Napas Ara tercekat, air mukanya berubah drastis. Ratna --mama Putra-- yang peka terhadap situasi, memilih pergi dan membiarkan kedua insan itu menyelesaikan masalahnya sendiri.

"Ke-kenapa?" suara Ara terdengar bergetar, ia menunduk menghindari tatapan Putra

"Maaf. Anggota OPM itu kembali mencari masalah, aku harus pergi" jelas Putra

'Tapi sebentar lagi kita nikah! Lo gak bisa pergi gitu aja! Pernikahan ini gak mungkin ditunda!' semua kalimat itu hanya tertahan di kerongkongan.

Ara memilih diam, sementara Putra terus mengucapkan kata 'maaf' karena hanya itu yang bisa ia katakan untuk saat ini.

Setelah lama dalam keheningan, Ara mulai mengatur napasnya

"gak apa-apa, aku ngerti tugas Kakak dan aku paham tugasku .... Kakak dan kewajiban kakak dengan negara ini, aku dan kewajibanku dengan doa" kalimat tadi diakhiri dengan seulas senyum tulus.

Tak terlihat air mata yang menumpuk di pelupuk matanya. Putra tersenyum sebagai jawaban.

••••

Seorang gadis dengan gamis hijau dan kerudung dengan warna yang sama, tengah berdiri dengan sepasang suami istri yang tampak segar di umur yang sudah tidak muda lagi.

Mereka bertiga melebur dengan orang-orang lain yang berseragam hijau pupus dan para pria berseragam doreng ada juga yang membawa serta balita dan anak-anak mereka.

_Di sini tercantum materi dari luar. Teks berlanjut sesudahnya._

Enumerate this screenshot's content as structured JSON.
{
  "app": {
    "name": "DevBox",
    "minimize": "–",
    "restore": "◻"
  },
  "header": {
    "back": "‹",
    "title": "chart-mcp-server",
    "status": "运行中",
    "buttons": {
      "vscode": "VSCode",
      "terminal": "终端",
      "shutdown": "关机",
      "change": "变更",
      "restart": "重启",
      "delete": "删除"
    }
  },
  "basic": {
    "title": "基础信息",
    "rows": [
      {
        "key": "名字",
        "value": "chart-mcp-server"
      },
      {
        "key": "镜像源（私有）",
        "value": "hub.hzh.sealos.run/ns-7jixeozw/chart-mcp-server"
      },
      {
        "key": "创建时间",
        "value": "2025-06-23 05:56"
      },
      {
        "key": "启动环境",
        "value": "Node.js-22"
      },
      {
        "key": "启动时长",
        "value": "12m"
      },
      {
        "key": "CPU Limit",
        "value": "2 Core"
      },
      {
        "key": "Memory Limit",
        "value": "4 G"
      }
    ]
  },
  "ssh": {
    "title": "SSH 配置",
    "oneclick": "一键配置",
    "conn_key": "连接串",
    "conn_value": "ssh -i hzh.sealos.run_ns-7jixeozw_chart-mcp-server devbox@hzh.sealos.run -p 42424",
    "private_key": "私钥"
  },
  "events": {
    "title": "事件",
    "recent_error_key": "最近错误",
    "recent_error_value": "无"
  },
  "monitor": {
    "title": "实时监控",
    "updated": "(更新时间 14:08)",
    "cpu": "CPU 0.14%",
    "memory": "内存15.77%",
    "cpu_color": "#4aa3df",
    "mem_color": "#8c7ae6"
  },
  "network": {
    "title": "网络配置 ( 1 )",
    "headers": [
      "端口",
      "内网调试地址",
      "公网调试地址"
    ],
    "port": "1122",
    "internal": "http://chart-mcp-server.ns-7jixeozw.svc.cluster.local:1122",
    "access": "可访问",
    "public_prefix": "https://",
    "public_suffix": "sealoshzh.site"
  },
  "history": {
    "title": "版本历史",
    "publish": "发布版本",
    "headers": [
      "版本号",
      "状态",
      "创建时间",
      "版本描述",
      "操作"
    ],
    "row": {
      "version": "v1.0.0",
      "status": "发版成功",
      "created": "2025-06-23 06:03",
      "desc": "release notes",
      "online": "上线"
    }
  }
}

Selama beberapa saat gadis itu membayangkan dirinya memakai seragam yang sama dengan ibu-ibu lain, seragam kebanggan mereka dengan warna hijau pupus.

Dilihatnya seorang pria terbalut seragam doreng dan ransel besar yang bertengger di punggung kokoh tengah berjalan ke arahnya. Ralat, ke arah suami istri yang sedari tadi bersamanya.

"Angga pamit ya, Mah" katanya setelah mencium punggung tangan ibunya.

Sementara wanita yang ia panggil 'Mamah' hanya bisa tersenyum pilu sambil sesekali menghapus air mata yang jatuh membasahi pipinya.

"Berapa lama kamu pergi, Nak?" tanya Arsen --papa Putra-- sambil menepuk pundak putra kebanggaannya.

"In sya Allah enam bulan, Pah. Bulan September sudah pulang. Sebentar aja, kok" jawabnya nanar.

"Jaga dirimu, Mamah dan Papah selalu menunggu kepulanganmu" kata Arsen dan dibalas anggukkan.

Setelah itu Putra beralih pada gadis yang sedari tadi menunduk dan hanya sesekali mendongak dengan tatapan kosong.

"Ara" panggilnya lembut berusaha membuat gadis itu menegakkan kepala

Gadis yang dipanggil hanya menggeleng mengisyaratkan pria itu untuk segera pergi.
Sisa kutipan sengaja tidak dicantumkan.